Beranda Akses Fachrori Umar Resmikan Studio Terintegritas RRI Jambi baru

Fachrori Umar Resmikan Studio Terintegritas RRI Jambi baru

JAMBI, AksesNews – Pemerintah Provinsi (Pemprov) Jambi menyerahkan Barang Milik Negara (BMN) kepada Lembaga Penyiar Publik Republik Indonesia (LPP RRI) Jambi, di halaman depan Gedung RRI Jambi, Jumat (23/11/2018).

Aset tersebut langsung diserahkan oleh Pelaksana Tugas (Plt) Gubernur Jambi H. Fachrori Umar, ia mengapresiasi setinggi-tingginya pada Lembaga Radio Republik Indonesia Jambi yang telah membantu Pemerintah dalam menyiarkan Program dan Pembangunan Pemerintah Provinsi Jambi.

“Saya menyakini profesiaonalitas RRI (dalam bekerja) karena memiliki jaringan yang sangat luas,” kata Fachrori.

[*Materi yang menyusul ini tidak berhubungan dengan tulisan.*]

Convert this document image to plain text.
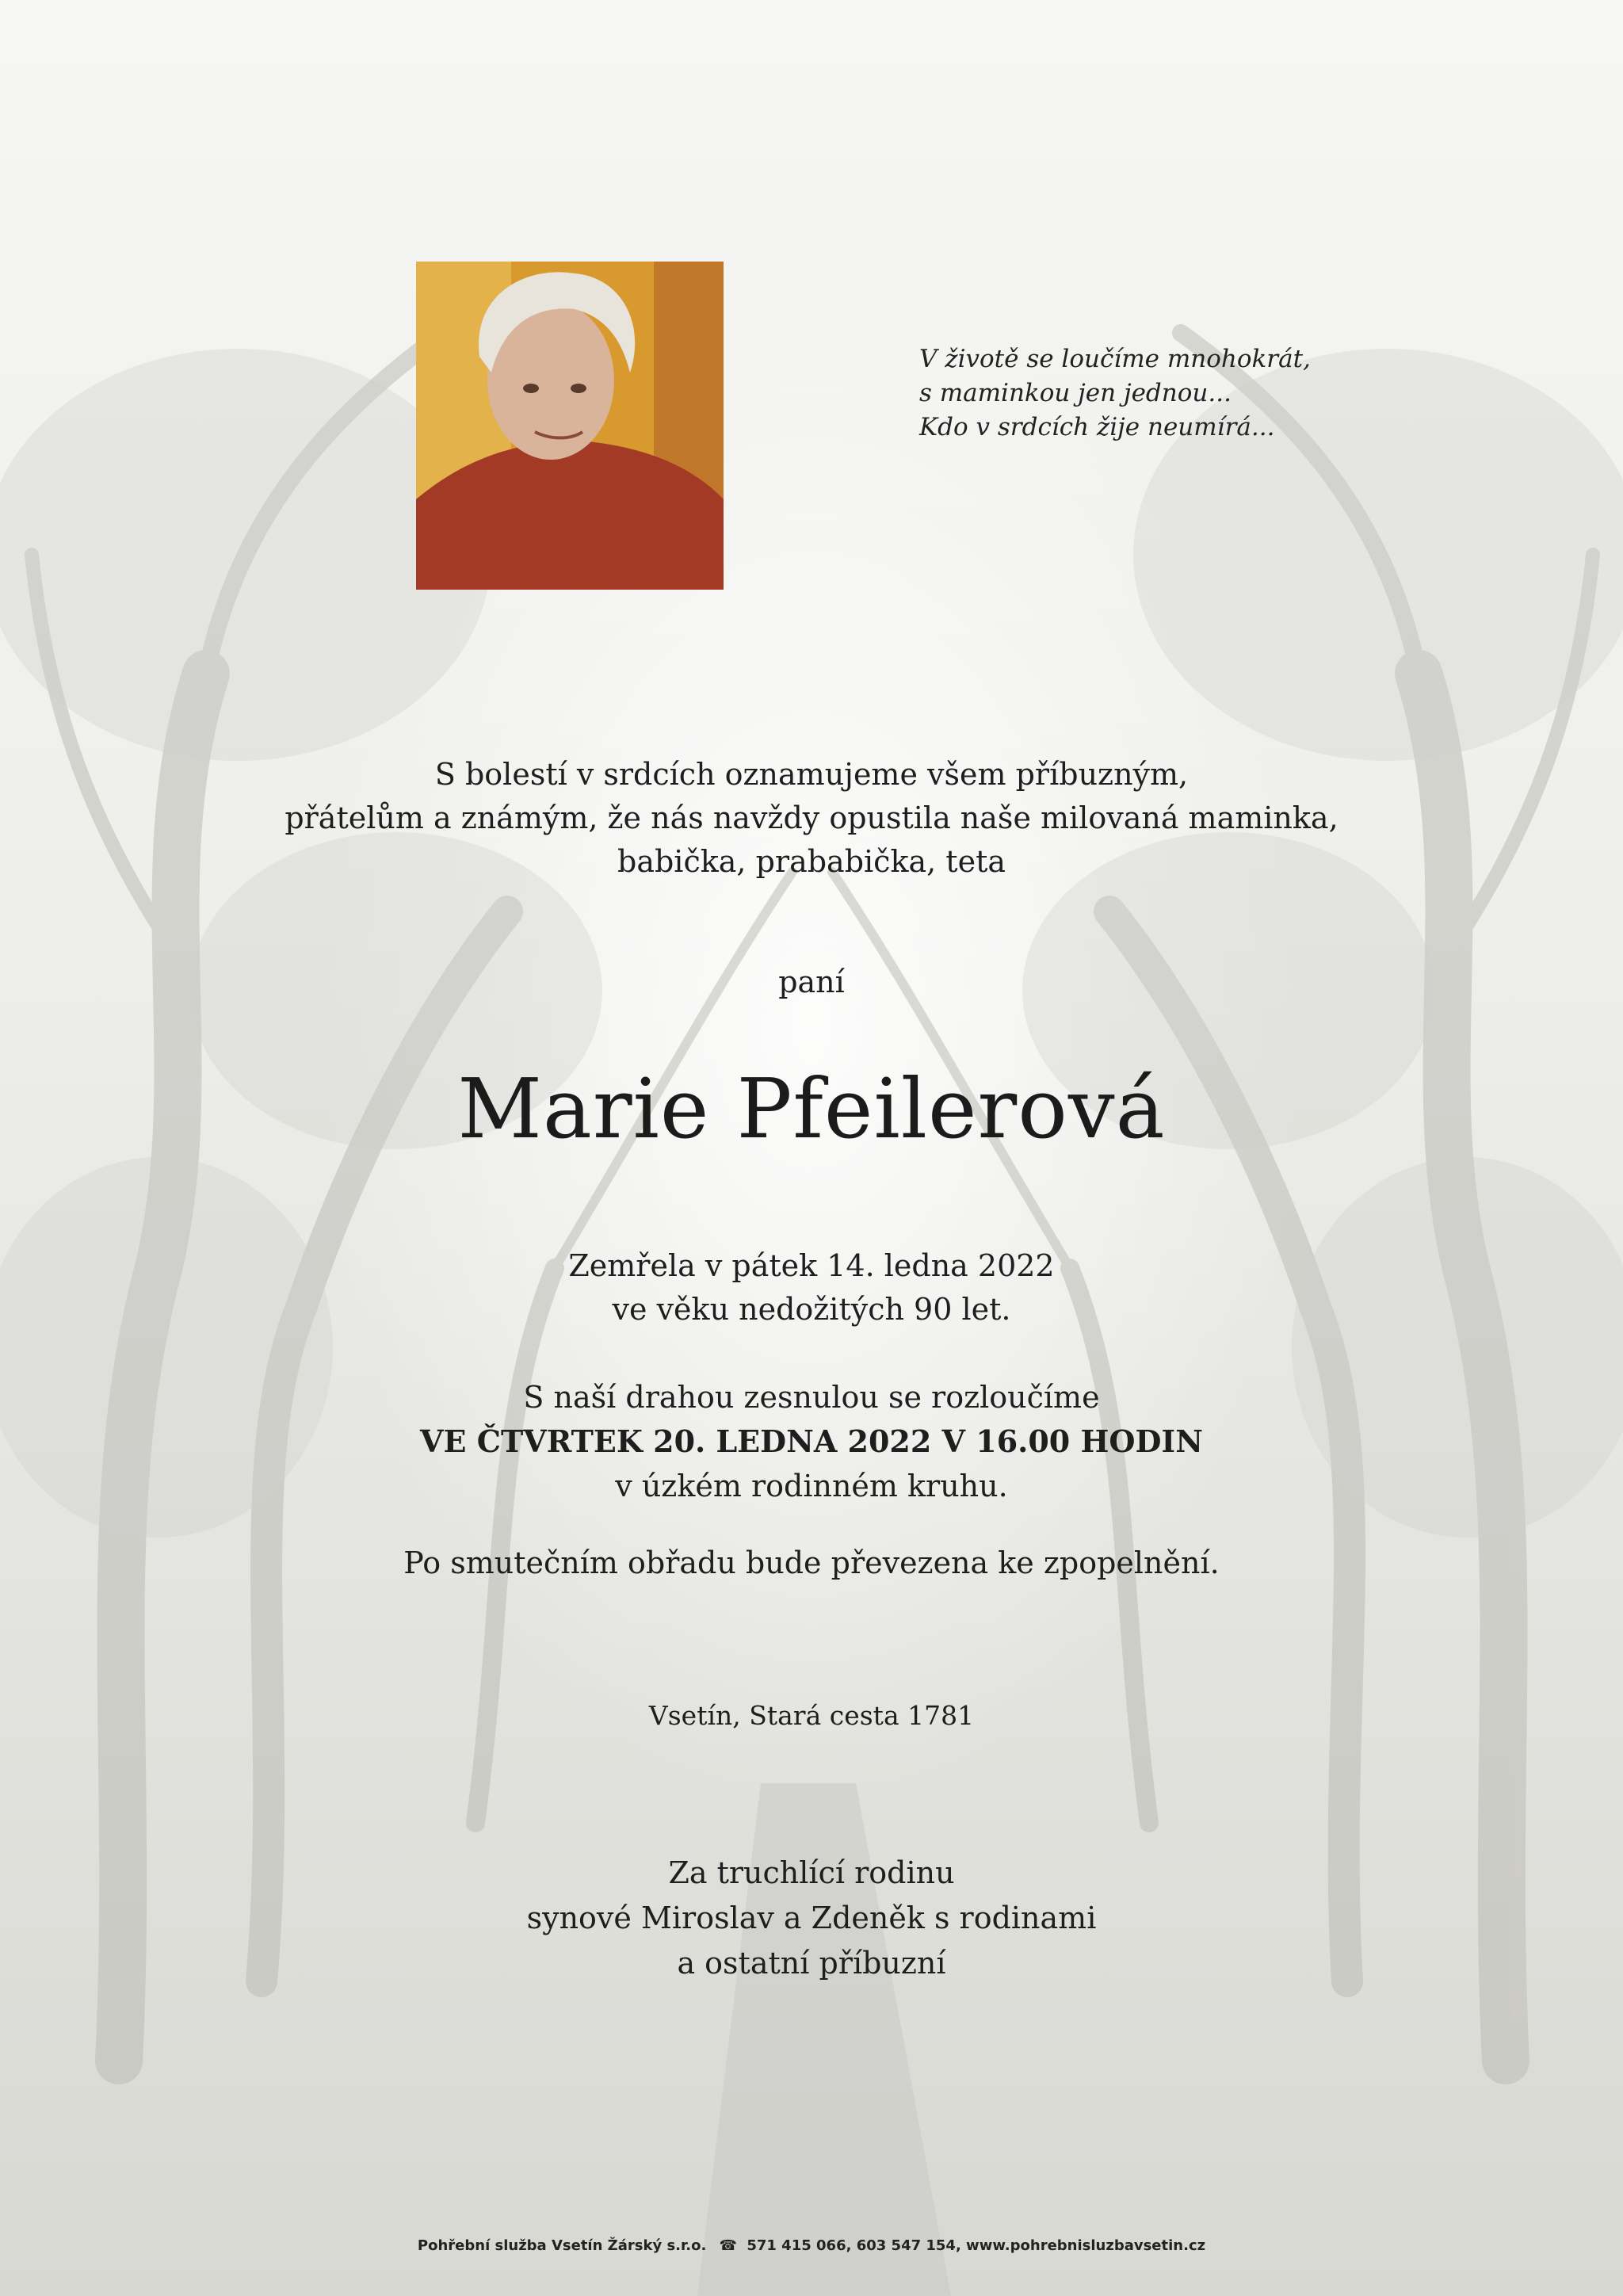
V životě se loučíme mnohokrát,
s maminkou jen jednou...
Kdo v srdcích žije neumírá...
S bolestí v srdcích oznamujeme všem příbuzným,
přátelům a známým, že nás navždy opustila naše milovaná maminka,
babička, prababička, teta
paní
Marie Pfeilerová
Zemřela v pátek 14. ledna 2022
ve věku nedožitých 90 let.
S naší drahou zesnulou se rozloučíme
VE ČTVRTEK 20. LEDNA 2022 V 16.00 HODIN
v úzkém rodinném kruhu.
Po smutečním obřadu bude převezena ke zpopelnění.
Vsetín, Stará cesta 1781
Za truchlící rodinu
synové Miroslav a Zdeněk s rodinami
a ostatní příbuzní
Pohřební služba Vsetín Žárský s.r.o. ☎ 571 415 066, 603 547 154, www.pohrebnisluzbavsetin.cz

Selain itu, Fachrori juga mengharapkan agar RRI terus berperan dalam membantu Pemerintah Provinsi Jambi untuk menggarap isu-isu Pembangunan dan menyampaikanya melalui siaran pada khalayak masyarakat.

“Pemda terus berupaya untuk membantu dan mendukung kinerjanya. Semoga dengan pengalihan aset ini dapat memacu Pembangunan di Provinsi Jambi,” tutur Fachrori.

Usai menyerahkan BMN Kepada LPP RRI, Plt Gubernur Jambi Fachrori Umar berkesempatan meresmikan studio terintegritas RRI Jambi baru dengan ditandai penguntingan pita.

Selain pada LPP RRI, Pemerintah Provinsi Jambi juga menyerahkan aset berupa tanah kepada Badan Pusat Statistik (BPS) Provinsi Jambi.

Sementar itu, Sekretaris Daerah (Sekda) Provinsi Jambi M. Dianto menambahkan bahwa Pemprov Jambi sudah berproses beberapa waktu yang lalu untuk menyerahkan aset pemerintah Provinsi Jambi, walaupun sejak tahun 72 dikatakan bawah RRI dan BPS sudah menempati kawasan Tlanai Pura Kota Jambi.

Secara kongkrit hak milik itu masih hak milik pemerintah provinsi Jambi dan Pemerintah Provinsi berproses dan akhirnya dua instansi ini RRI dan BPS sudah diserahkan.

“Untuk tanah RRI luas tanahnya 1,2 hektar yang nilai 3,3 miliar dan BPS itu luasnya ada 19 tumbuk yang nilainya 314 juta. Ke dua barang milik negara itu apa bila itu masih tetap milik pemerintah provinsi maka ke dua institusi ini akan sulit berkembang,” ujar Sekda.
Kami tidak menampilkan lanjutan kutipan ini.